Ehrlicher hätte die Kanzlerin nicht antworten können. Als Angela Merkel vor wenigen Tagen gefragt wurde, ob sie zur Rettung der Jamaika-Verhandlungen die eigenen Ziele nicht deutlicher hätte benennen müssen, sagte sie, in jener Zeit hätten sich so viele andere geäußert, da hätte noch eine Stimme die Lage auch nicht mehr gebessert. Das klang bescheiden, es wirkte als wolle sie sich zurücknehmen. Im Kern aber war es die Botschaft: Meine Meinung ist nur eine von vielen und also auch nicht weiter wichtig.
Man kann über so ein Politikverständnis staunen. Oder man kann sich bewusst machen, dass Angela Merkel ganz aktuell noch einmal Angela Merkel erklärt hat. So wie sie seit Jahren regiert und agiert; so wie sie große Krisen angeht und wie sie Koalitionen bildet. Lass die anderen reden, schimpfen, schreien und fordern. Ich - die Kanzlerin - werde am Ende eh alles zusammenbinden.
Dahinter steht eine strategische Grundausrichtung. Und die lautet: Wo ich bin, ist die Mitte - egal, wohin diese gerade wandert. Mitte ist Mitte, ganz gleich, ob die SPD, die CSU oder die Grünen diese mal eben besonders stark in eine Richtung verschoben haben. Dass Merkel diese Mitte so gut wie nie selbst definiert, hat sie in zwölf Jahren Kanzlerschaft nicht wirklich gestört.

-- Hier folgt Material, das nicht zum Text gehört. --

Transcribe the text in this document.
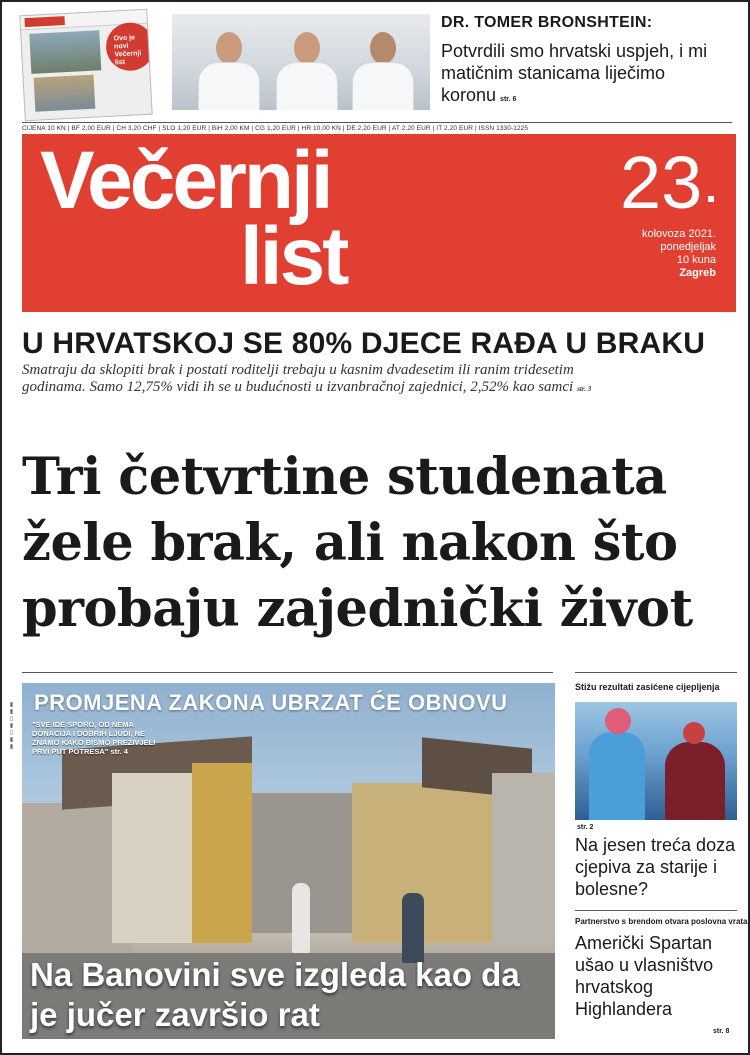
Ovo je novi Večernji list
DR. TOMER BRONSHTEIN:
Potvrdili smo hrvatski uspjeh, i mi matičnim stanicama liječimo koronu str. 6
CIJENA 10 KN | BF 2,00 EUR | CH 3,20 CHF | SLO 1,20 EUR | BiH 2,00 KM | CG 1,20 EUR | HR 10,00 KN | DE 2,20 EUR | AT 2,20 EUR | IT 2,20 EUR | ISSN 1330-1225
Večernji
list
23
kolovoza 2021.
ponedjeljak
10 kuna
Zagreb
U HRVATSKOJ SE 80% DJECE RAĐA U BRAKU
Smatraju da sklopiti brak i postati roditelji trebaju u kasnim dvadesetim ili ranim tridesetim godinama. Samo 12,75% vidi ih se u budućnosti u izvanbračnoj zajednici, 2,52% kao samci str. 3
Tri četvrtine studenata
žele brak, ali nakon što
probaju zajednički život
PROMJENA ZAKONA UBRZAT ĆE OBNOVU
"SVE IDE SPORO, OD NEMA DONACIJA I DOBRIH LJUDI, NE ZNAMO KAKO BISMO PREŽIVJELI PRVI PUT POTRESA" str. 4
Na Banovini sve izgleda kao da je jučer završio rat
Stižu rezultati zasićene cijepljenja
str. 2
Na jesen treća doza cjepiva za starije i bolesne?
Partnerstvo s brendom otvara poslovna vrata
Američki Spartan ušao u vlasništvo hrvatskog Highlandera
str. 8
▮▮▯▮▯▮▮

Ihre Strategie war wichtiger als ihre Überzeugung. Ganz nüchtern beschrieben.
Man kann das klug nennen, weil das Merkel'sche Prinzip mehr als zehn Jahre gut funktioniert hat. Man kann es als liberalen Pragmatismus beschreiben; immerhin bleibt sie auf Abstand zu allem, was extrem aussieht. Aber man kann das auch problematisch finden, weil es immer um das Ausbalancieren anderer Kräfte geht und nur selten um das eigene Bekenntnis; weil es clever wirkt, aber das Publikum nicht nachhaltig an einen bindet; und weil sich über die Zeit das Profil der eigenen Partei und der eigenen Person auflöst.
Was also passiert, wenn beim Publikum der Eindruck wächst, dass die Kaiserin inhaltlich nackt sein könnte? Dann hat sie formal noch die Macht, aber ihr Einfluss auf die Ereignisse schwindet. Angela Merkel nähert sich dem Punkt, an dem sich dieses Gefühl breit macht.
Um zu verstehen, wie es dazu kommen konnte, muss man ein Stück zurückgehen. Genauer gesagt in den Herbst vor zwölf Jahren. Es war für Merkel der Start in ihre Kanzlerschaft. Aber es war auch der Herbst ihrer politischen Katastrophe. Zwei Jahre lang hatte sie mit Verve für große Reformen geworben; seit dem Spätsommer 2003 war sie sehr entschieden und sehr deutlich für einen Umbau des Gesundheits- und des Steuersystems eingetreten. Doch obwohl sie noch wenige Wochen vor dem Wahltag bei fast 48 Prozent Zustimmung gelegen hatte, stürzte sie bis zu jenem 18. September 2005 auf 35 Prozent ab - und konnte sich nur mit größter Mühe in eine große Koalition retten.
Merkel ließ andere vorpreschen
Dass sie gerade eben noch so ins Kanzleramt einzog, verdeckte Vieles; der Neuanfang überlagerte alle Versuche der Ursachenforschung. Merkel und ihre Getreuen schworen sich gleichwohl, wenn auch nur hinter verschlossenen Türen, dass sie ein derartiges Risiko nie wieder eingehen würden.
So begann das neue Denken. Die Idee des Austarierens. Die Strategie: Lass andere vorpreschen, du wirst den Mittelweg durchsetzen. Merkel agierte nicht als Ideengeberin, sie passte sich den Winden und Ideen anderer an. Und sie tat das immer nur dann, wenn es in die Stimmung passte - oder unbedingt sein musste.
Kita-Ausbau und Elterngeld waren nicht ihre Ideen, sondern Initiativen der damaligen Familienministerin Ursula von der Leyen, früh abgeschaut von den Sozialdemokraten. Die Rolle als Umweltkanzlerin auf dem G-8-Gipfel in Heiligendamm passte Merkel zwar wunderbar ins zweite Amtsjahr. Aber wie viel ihr das Thema wert war, zeigt sich an anderer Stelle: Seit 2009 ist der CO₂-Verbrauch in Deutschland nicht gefallen.